# When is the space of linear and bounded operators between Hilbert spaces a HIlbert space?

Let $$H_{1}$$ and $$H_{2}$$ be two Hilbert spaces. My question is, when is the set of linear and bounded operators $$\mathcal{L}(H_{1}, H_{2})$$ with the usual norm a Hilbert space? I think I've proved that whenever $$H_{1}$$ or $$H_{2}$$ are $$1$$-dimensional the space of linear and bounded operators is a Hilbert space. But, what happens in arbitrary dimensions?

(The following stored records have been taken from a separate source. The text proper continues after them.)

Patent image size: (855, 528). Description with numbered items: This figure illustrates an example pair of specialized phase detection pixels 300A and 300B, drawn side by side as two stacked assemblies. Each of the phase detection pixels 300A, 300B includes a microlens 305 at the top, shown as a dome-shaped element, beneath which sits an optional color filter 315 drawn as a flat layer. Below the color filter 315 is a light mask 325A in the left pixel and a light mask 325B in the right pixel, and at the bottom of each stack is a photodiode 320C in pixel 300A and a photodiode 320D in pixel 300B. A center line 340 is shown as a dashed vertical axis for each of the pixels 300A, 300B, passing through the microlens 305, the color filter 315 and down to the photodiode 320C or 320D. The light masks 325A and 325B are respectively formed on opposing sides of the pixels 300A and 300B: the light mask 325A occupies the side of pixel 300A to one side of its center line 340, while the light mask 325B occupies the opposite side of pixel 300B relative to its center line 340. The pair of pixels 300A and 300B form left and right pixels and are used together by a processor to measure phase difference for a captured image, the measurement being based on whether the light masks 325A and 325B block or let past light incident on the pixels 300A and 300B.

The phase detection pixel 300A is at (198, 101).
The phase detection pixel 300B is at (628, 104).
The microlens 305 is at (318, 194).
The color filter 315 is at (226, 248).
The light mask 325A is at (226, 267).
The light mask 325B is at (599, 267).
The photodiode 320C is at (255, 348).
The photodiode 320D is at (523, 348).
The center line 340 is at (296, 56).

• Since you excluded $1$-dimensional spaces, you should try $H_1=H_2=\mathbb R^2$. Note that Hilbert spaces are characterized by the parallelogram law. May 16 at 16:11
In higher dimension, i.e. $$\dim H_1\ge 2$$ and $$\dim H_2\ge 2,$$ the space $$\mathcal{L}(H_1,H_2)$$ is not a Hilbert space. For example, let $$H_1=H_2=\mathbb{C}^2$$ and $$A=\begin{pmatrix} 1 & 0\\ 0 & 0 \end{pmatrix}, \qquad B=\begin{pmatrix} 0 & 0\\ 0 & 1 \end{pmatrix}$$ Then $$\|A+\lambda B\|=1$$ for $$0<\lambda \le 1.$$ Assume for a contradiction that the operator norm is associated with an inner product. Then $$\displaylines{1=\|A+\lambda B\|^2=\langle A+\lambda B,A+\lambda B\rangle\\ =\|A\|^2+2\lambda\, \Re \langle B,A\rangle +\lambda^2\|B\|^2}$$ The expression on the right hand side is constant for $$0<\lambda\le 1.$$ Hence $$\|B\|=0.$$